By the way, next week, the film is off to the Toronto Film Festival, by the Festival’s invitation. It will be making the rounds.
Last October, at our film festival, two scheduled showings sold out, then a third was scheduled that also sold out. In January, the film was shown in its entirety in the auditorium of the McCall Building at the Bridgehampton Child Care & Recreational Center to a packed house. I had missed the earlier showings, so I first saw it there.
The Bridgehampton School has a history of sports successes. In the 1950s, the young baseball player Carl Yastrzemski starred on the high school team, and then went on to become a legendary star for the Boston Red Sox. In more recent years, the focus has been on basketball.
The school had just 191 students last year. There have been times when all the boys in the senior class played on the team. They win not because of size—those they play invariably are taller than they are—but because of their speed, playmaking and relentless full court offense that often overwhelms their opponents when it comes down the home stretch.

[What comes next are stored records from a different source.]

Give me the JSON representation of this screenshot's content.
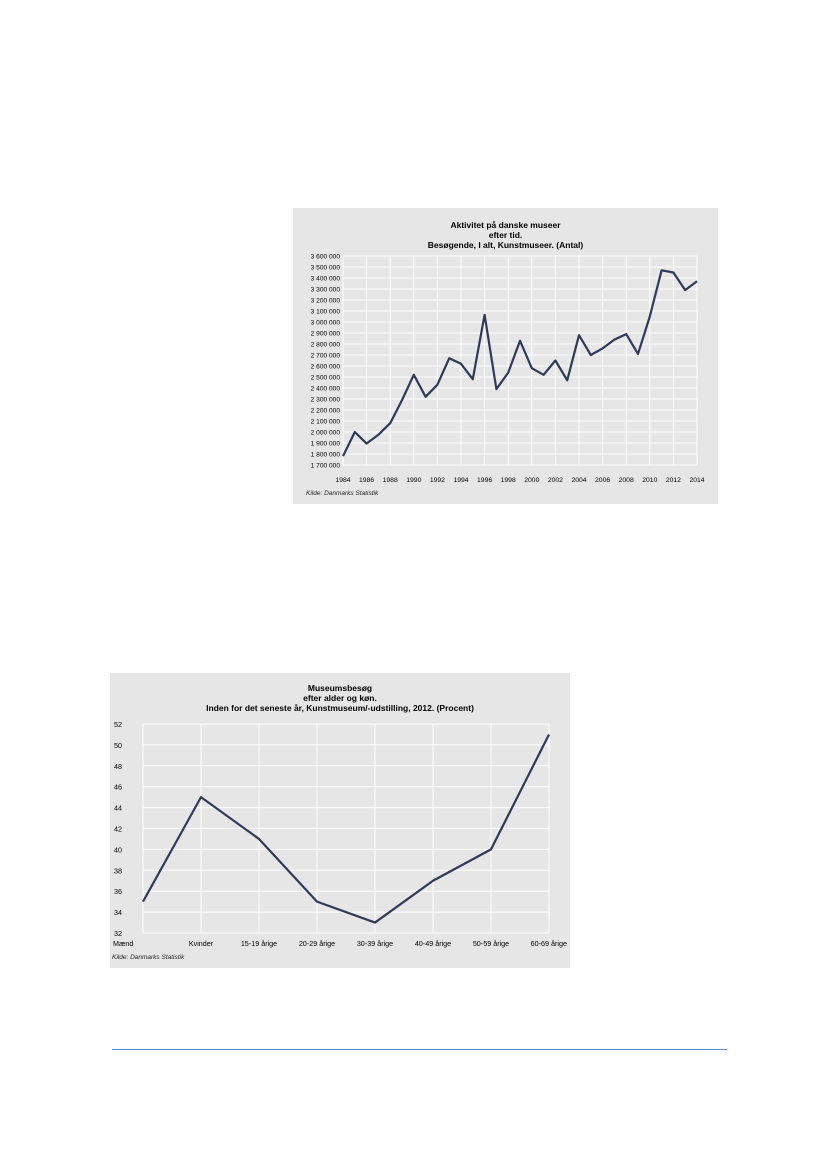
{
  "chart_data": [
    {
      "type": "line",
      "title": [
        "Aktivitet på danske museer",
        "efter tid.",
        "Besøgende, I alt, Kunstmuseer. (Antal)"
      ],
      "x": [
        1984,
        1985,
        1986,
        1987,
        1988,
        1989,
        1990,
        1991,
        1992,
        1993,
        1994,
        1995,
        1996,
        1997,
        1998,
        1999,
        2000,
        2001,
        2002,
        2003,
        2004,
        2005,
        2006,
        2007,
        2008,
        2009,
        2010,
        2011,
        2012,
        2013,
        2014
      ],
      "x_ticks": [
        "1984",
        "1986",
        "1988",
        "1990",
        "1992",
        "1994",
        "1996",
        "1998",
        "2000",
        "2002",
        "2004",
        "2006",
        "2008",
        "2010",
        "2012",
        "2014"
      ],
      "y_ticks": [
        "3 600 000",
        "3 500 000",
        "3 400 000",
        "3 300 000",
        "3 200 000",
        "3 100 000",
        "3 000 000",
        "2 900 000",
        "2 800 000",
        "2 700 000",
        "2 600 000",
        "2 500 000",
        "2 400 000",
        "2 300 000",
        "2 200 000",
        "2 100 000",
        "2 000 000",
        "1 900 000",
        "1 800 000",
        "1 700 000"
      ],
      "series": [
        {
          "values": [
            1780000,
            2000000,
            1895000,
            1975000,
            2080000,
            2290000,
            2520000,
            2320000,
            2430000,
            2670000,
            2620000,
            2480000,
            3065000,
            2390000,
            2540000,
            2830000,
            2580000,
            2520000,
            2650000,
            2470000,
            2880000,
            2700000,
            2760000,
            2840000,
            2890000,
            2710000,
            3050000,
            3470000,
            3450000,
            3290000,
            3370000
          ]
        }
      ],
      "ylim": [
        1700000,
        3600000
      ],
      "grid": true,
      "line_color": "#2e3a5a",
      "source": "Kilde: Danmarks Statistik"
    },
    {
      "type": "line",
      "title": [
        "Museumsbesøg",
        "efter alder og køn.",
        "Inden for det seneste år, Kunstmuseum/-udstilling, 2012. (Procent)"
      ],
      "categories": [
        "Mænd",
        "Kvinder",
        "15-19 årige",
        "20-29 årige",
        "30-39 årige",
        "40-49 årige",
        "50-59 årige",
        "60-69 årige"
      ],
      "y_ticks": [
        "52",
        "50",
        "48",
        "46",
        "44",
        "42",
        "40",
        "38",
        "36",
        "34",
        "32"
      ],
      "series": [
        {
          "values": [
            35,
            45,
            41,
            35,
            33,
            37,
            40,
            51
          ]
        }
      ],
      "ylim": [
        32,
        52
      ],
      "grid": true,
      "line_color": "#2e3a5a",
      "source": "Kilde: Danmarks Statistik"
    }
  ]
}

But the real story is about the African-American neighborhood nearby that the school serves. Back in the 1950s and before, African-American students, many the children of migrant workers who came north to pick the potato crop here, made up about 20% of Bridgehampton’s student body. But beginning in the 1960s, as white flight took hold, the school shrank to little more than 100 kids, and African-American students composed about 80% percent of the school.

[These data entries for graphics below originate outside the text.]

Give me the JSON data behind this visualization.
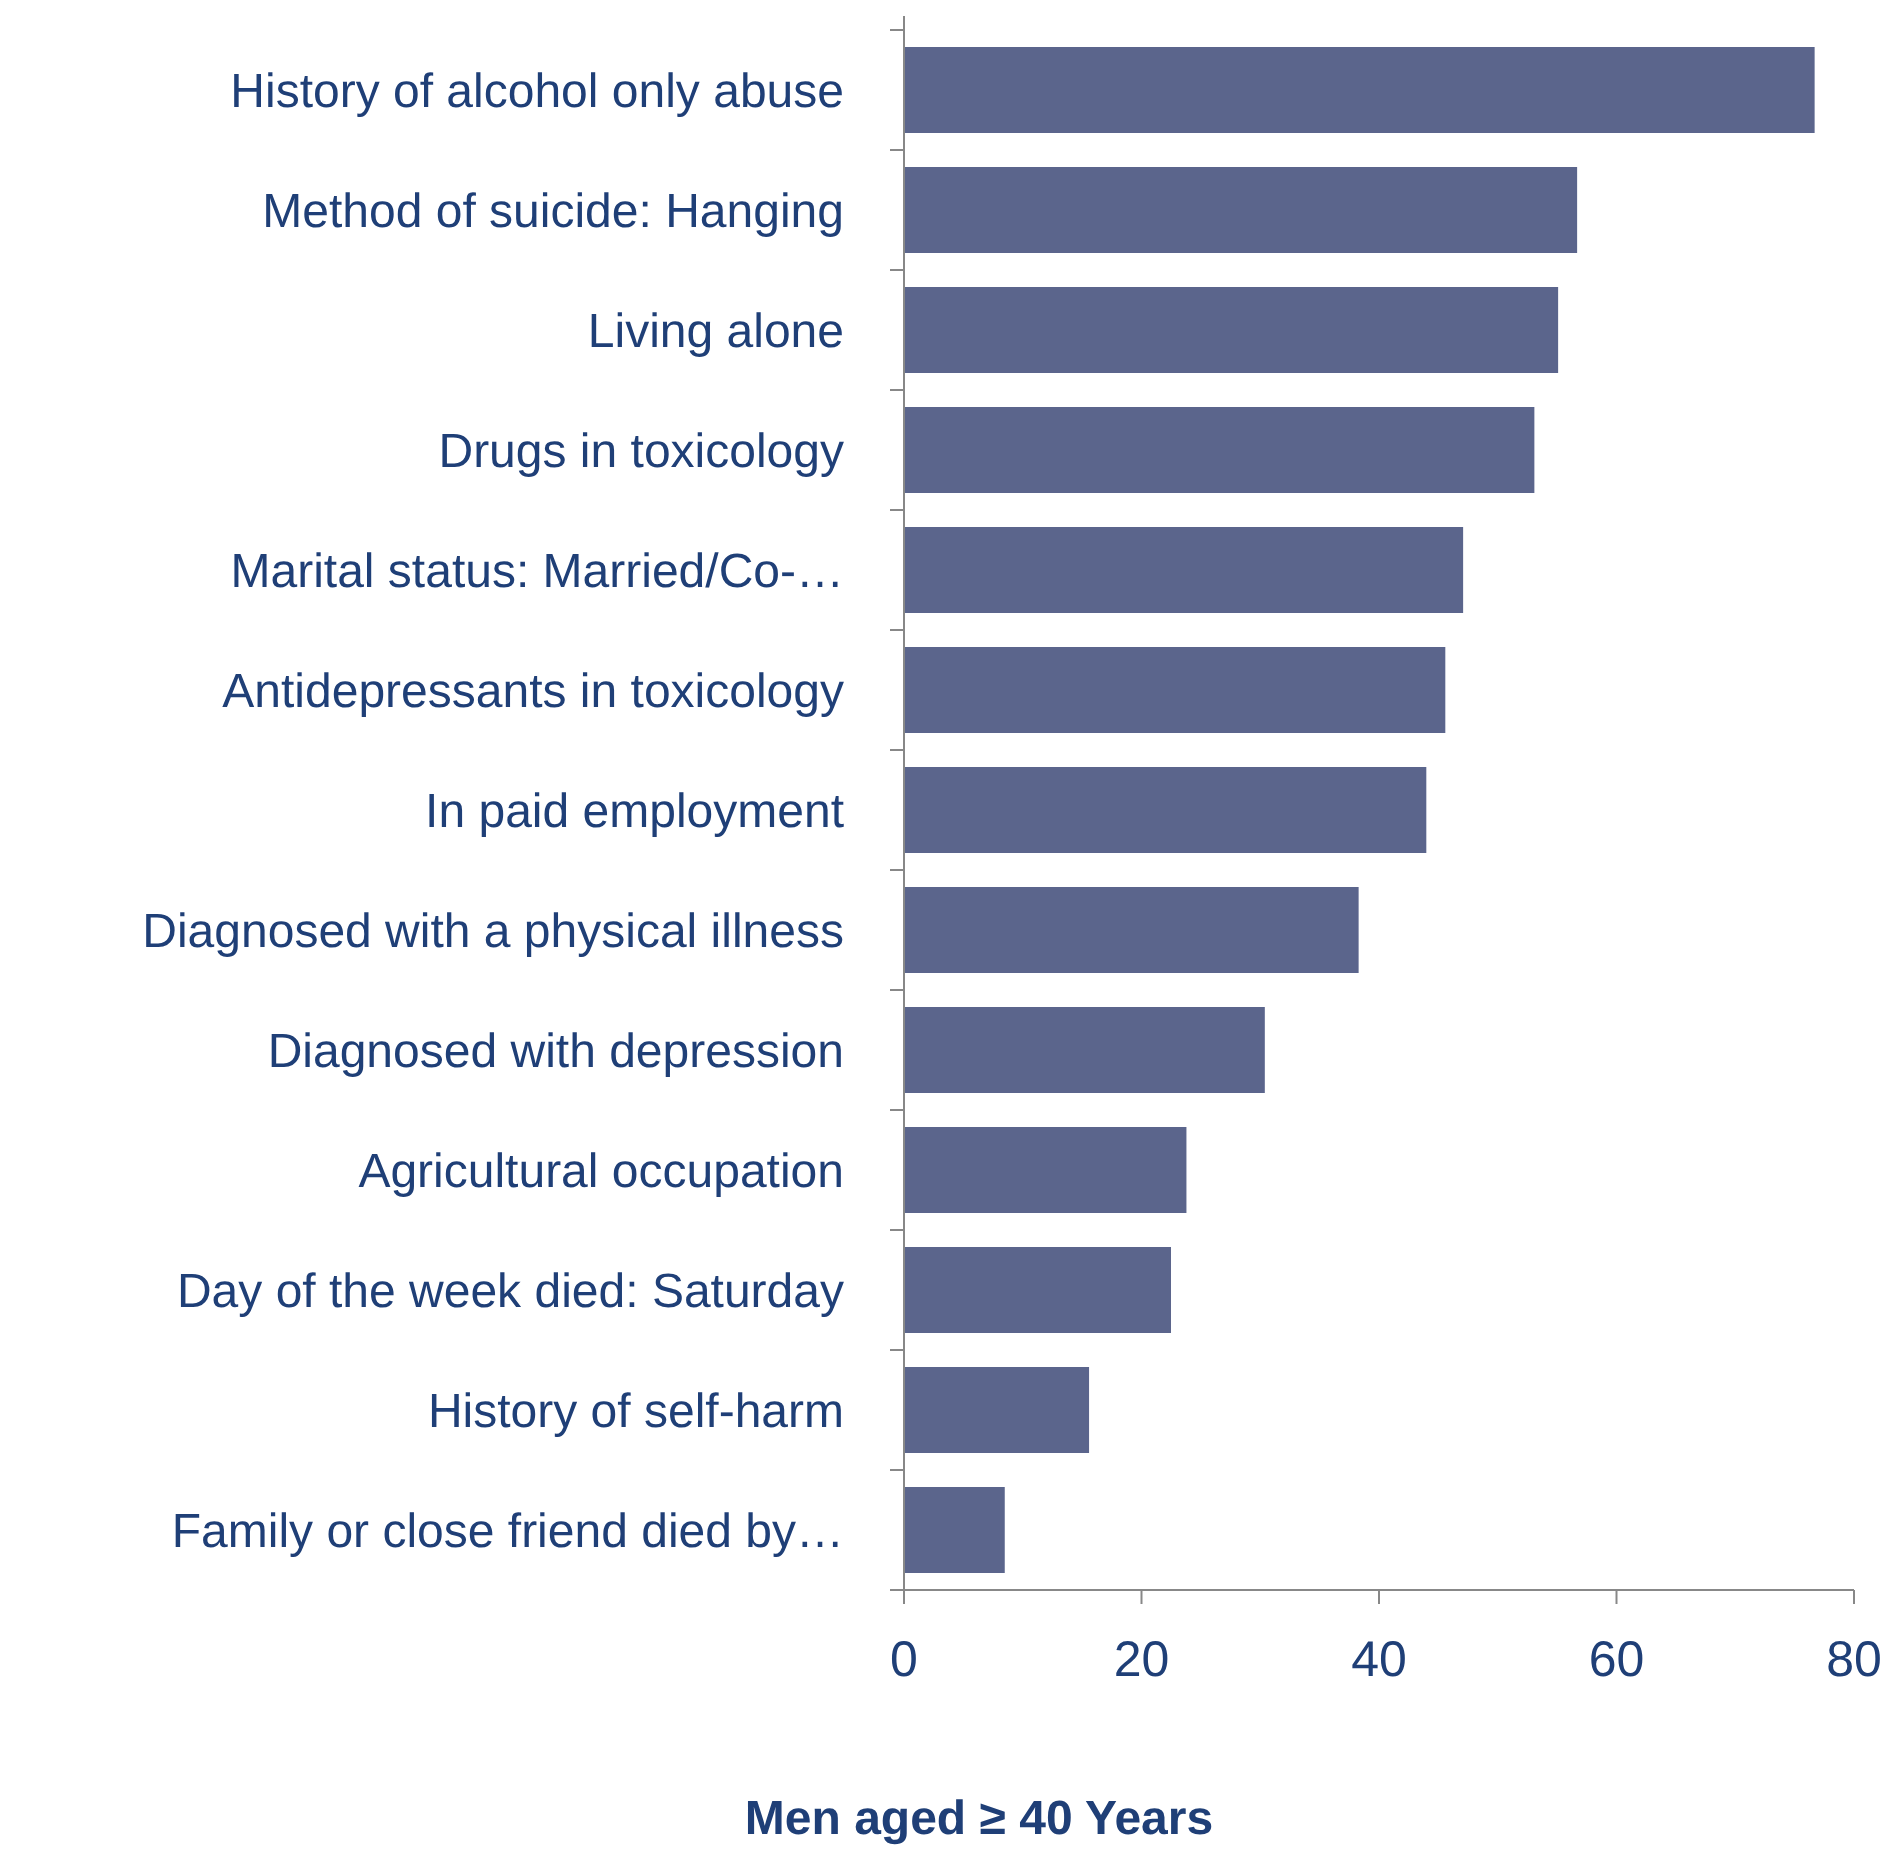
{
  "chart_data": {
    "type": "bar",
    "orientation": "horizontal",
    "xlabel": "Men aged ≥ 40 Years",
    "categories": [
      "History of alcohol only abuse",
      "Method of suicide: Hanging",
      "Living alone",
      "Drugs in toxicology",
      "Marital status: Married/Co-…",
      "Antidepressants in toxicology",
      "In paid employment",
      "Diagnosed with a physical illness",
      "Diagnosed with depression",
      "Agricultural occupation",
      "Day of the week died: Saturday",
      "History of self-harm",
      "Family or close friend died by…"
    ],
    "values": [
      76.6,
      56.6,
      55.0,
      53.0,
      47.0,
      45.5,
      43.9,
      38.2,
      30.3,
      23.7,
      22.4,
      15.5,
      8.4
    ],
    "color": "#5b658c",
    "xlim": [
      0,
      80
    ],
    "xticks": [
      0,
      20,
      40,
      60,
      80
    ],
    "grid": false
  }
}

By 1970, largely because laws governing student-teacher ratios required certain minimums, the school was basically providing a private school education. At the same time, real estate prices began to soar and a substantial number of New Yorkers began to move in, who were now paying substantial school taxes to keep this public school for mostly minorities open. An attempt was made to shut the school down.
The largely African-American student body should be bused to East Hampton High School or Southampton High School, some said. A community vote was taken and the attempt failed by just a few votes.
Today, the school is cited by U.S. News & World Report in their annual rating of schools around the country. Bridgehampton School, which is now about 26% African-American, trumpets its achievements on great billboards that are hung on the front of the building. It is also undergoing an expansion.
Prominent in the film is former Coach Carl Johnson, who is now retired but who led the team to its last six championships and who years ago played on three teams that won the title. But the real stars of the film are the enthusiastic boys and girls and the parents who root for their team even as the entire world of the East End has largely changed into an enclave for the rich.
Ben and Orson Cummings, who spent their entire childhood’s in one home on Narrow Lane in Bridgehampton, the sons of Mary and Richard Cummings, began making their film while the team was winding its way through the 2016–2017 season.
It was hoped that the film would climax in that fire-engine escort coming home with the state championship trophy, and the entire film is encased in the various games they play toward that effort, but there are also interviews with local merchants, teachers, real estate agents, parents and friends, and one especially nice one with Bonnie Cannon, the Director of the Bridgehampton Child Care Center where the film was later shown.
Do they make it? You think I’m going to give that away?